「日本すごい」の空虚さ—実体のない文化イメージ
戦前の万国博覧会で日本館が展示したのは、富士山、芸者、仏像といったステレオタイプな日本のイメージをモンタージュした巨大な写真壁画でした。そこには「何を発信するか」という内実がありません。
「ナチスドイツやソビエトの万博パビリオンは強烈なプロパガンダなのに、日本はのほほんとした『芸者・富士山』みたいなことを発信していた」
大塚さんはこれを「パブリックイメージ以前の日本」と呼び、現代のプロジェクションマッピングなどにも同じ問題を見ています。
「わけもわからずゴジラを出してみるとか。ゴジラがどういう風に日本の表象なのかと考えもせず、とりあえず並べておいたらなんとなく日本らしくなるだろう、と納得してしまう水準で日本が語られ、作られていく」
庵野秀明と戦時下アヴァンギャルドの系譜
大塚さんは、現代の表現者たちの中にも戦時下のモンタージュ的表現の影響を見出します。特に映画監督の庵野秀明さんについて興味深い分析を示しました。
「『新世紀エヴァンゲリオン』の最後のポスターがエッフェル塔をローアングルで撮っているでしょう? あれは1920年代のパリで撮られた前衛写真が元ネタなんです。知っている人が見れば『ああ』とネタばらしになっている」
庵野秀明さんの撮影スタイルについても言及します。
「庵野氏が写真を撮る姿を奥さんや娘さんが撮った写真があります。彼はどこに行っても地面に這いつくばったり、ひっくり返ったりして、下から撮っている。そうやって地べたにはいつくばり、あらゆる角度の写真を撮るというのは、ジガ・ヴェルトフというソビエトの映画監督がやっていたことなんです」
このような表現の系譜をたどると、戦時下のアヴァンギャルドを経由して、戦後のオタク文化に届いていることがわかります。

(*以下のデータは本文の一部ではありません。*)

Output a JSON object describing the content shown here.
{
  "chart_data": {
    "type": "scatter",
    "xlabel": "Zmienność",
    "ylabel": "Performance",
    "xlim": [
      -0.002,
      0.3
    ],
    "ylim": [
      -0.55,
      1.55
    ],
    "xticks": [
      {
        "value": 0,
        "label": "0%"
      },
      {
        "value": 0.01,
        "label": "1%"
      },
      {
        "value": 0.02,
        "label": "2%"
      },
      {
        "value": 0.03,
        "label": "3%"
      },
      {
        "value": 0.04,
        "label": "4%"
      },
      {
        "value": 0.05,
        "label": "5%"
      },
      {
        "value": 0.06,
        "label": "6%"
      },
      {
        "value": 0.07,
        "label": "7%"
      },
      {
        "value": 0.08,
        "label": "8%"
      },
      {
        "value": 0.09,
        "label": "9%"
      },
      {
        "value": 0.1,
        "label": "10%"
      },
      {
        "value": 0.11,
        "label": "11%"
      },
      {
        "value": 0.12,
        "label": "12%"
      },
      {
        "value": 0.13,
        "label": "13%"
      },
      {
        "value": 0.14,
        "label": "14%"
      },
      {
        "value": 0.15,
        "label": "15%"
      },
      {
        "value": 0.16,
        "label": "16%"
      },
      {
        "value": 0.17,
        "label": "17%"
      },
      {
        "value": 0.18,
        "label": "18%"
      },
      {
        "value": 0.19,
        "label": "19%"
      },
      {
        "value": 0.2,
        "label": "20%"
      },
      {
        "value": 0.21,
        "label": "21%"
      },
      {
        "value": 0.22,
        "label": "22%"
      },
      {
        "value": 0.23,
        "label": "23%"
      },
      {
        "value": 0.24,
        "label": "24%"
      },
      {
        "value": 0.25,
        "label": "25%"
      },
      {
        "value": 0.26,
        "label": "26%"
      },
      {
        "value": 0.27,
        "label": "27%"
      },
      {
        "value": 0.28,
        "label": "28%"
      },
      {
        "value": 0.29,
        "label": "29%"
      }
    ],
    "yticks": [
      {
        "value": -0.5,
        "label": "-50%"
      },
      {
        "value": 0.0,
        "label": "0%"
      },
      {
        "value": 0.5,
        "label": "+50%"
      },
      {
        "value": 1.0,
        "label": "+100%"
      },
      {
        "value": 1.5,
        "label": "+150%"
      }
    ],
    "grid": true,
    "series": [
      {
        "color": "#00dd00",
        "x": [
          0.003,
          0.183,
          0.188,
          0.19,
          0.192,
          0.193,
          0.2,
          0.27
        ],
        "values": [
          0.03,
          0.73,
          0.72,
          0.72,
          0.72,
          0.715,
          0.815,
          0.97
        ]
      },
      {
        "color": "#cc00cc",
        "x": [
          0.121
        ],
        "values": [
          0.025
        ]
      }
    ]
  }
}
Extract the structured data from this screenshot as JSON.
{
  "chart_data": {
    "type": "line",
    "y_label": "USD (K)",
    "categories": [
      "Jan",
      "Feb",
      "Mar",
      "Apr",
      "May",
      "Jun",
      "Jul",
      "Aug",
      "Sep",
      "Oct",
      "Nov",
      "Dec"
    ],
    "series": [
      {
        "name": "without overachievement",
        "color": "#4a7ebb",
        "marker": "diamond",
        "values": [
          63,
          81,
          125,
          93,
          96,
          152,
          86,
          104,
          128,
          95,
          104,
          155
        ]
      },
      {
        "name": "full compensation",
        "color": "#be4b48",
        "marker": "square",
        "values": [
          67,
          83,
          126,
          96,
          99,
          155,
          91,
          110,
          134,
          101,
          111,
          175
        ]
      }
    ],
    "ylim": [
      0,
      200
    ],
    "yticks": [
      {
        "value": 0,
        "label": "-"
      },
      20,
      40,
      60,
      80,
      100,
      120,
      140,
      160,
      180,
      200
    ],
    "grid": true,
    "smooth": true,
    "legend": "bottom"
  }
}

「僕らがオタクとして好きな表現を遡っていくと、戦時中に行き着く。特撮がたまらないと思っていたら、ゴジラの東宝特撮を経由して戦時中の特殊撮影に行く。そこで特撮がどう使われていたかというと、『リアルな戦闘シーン』を再現するため、つまり文化映画的な戦闘シーンを再現するためだったんです」
現代に続く「日本らしさ」の空虚な語り
大塚さんの指摘する問題は現代にも続いています。「日本文化」という言葉が検証されないまま使われ、「日本らしくない」という否定によってのみ「日本らしさ」が浮かび上がる構図は今も変わりません。
「モンタージュ的な手法は現代でも情報を操作する手法として生きている。『切り取り』という言葉自体がモンタージュで、自分の意に沿うモンタージュならいいけれど、意に反するモンタージュをされたら怒る」
日本文化について語るとき、私たちはしばしば「日本的」というだけで、日本が何かという議論をしていません。「日本らしさ」とは、結局のところ、様々なイメージの断片をモンタージュして作られた虚構なのかもしれません。それを自覚することが、文化を語る上での第一歩ではないでしょうか。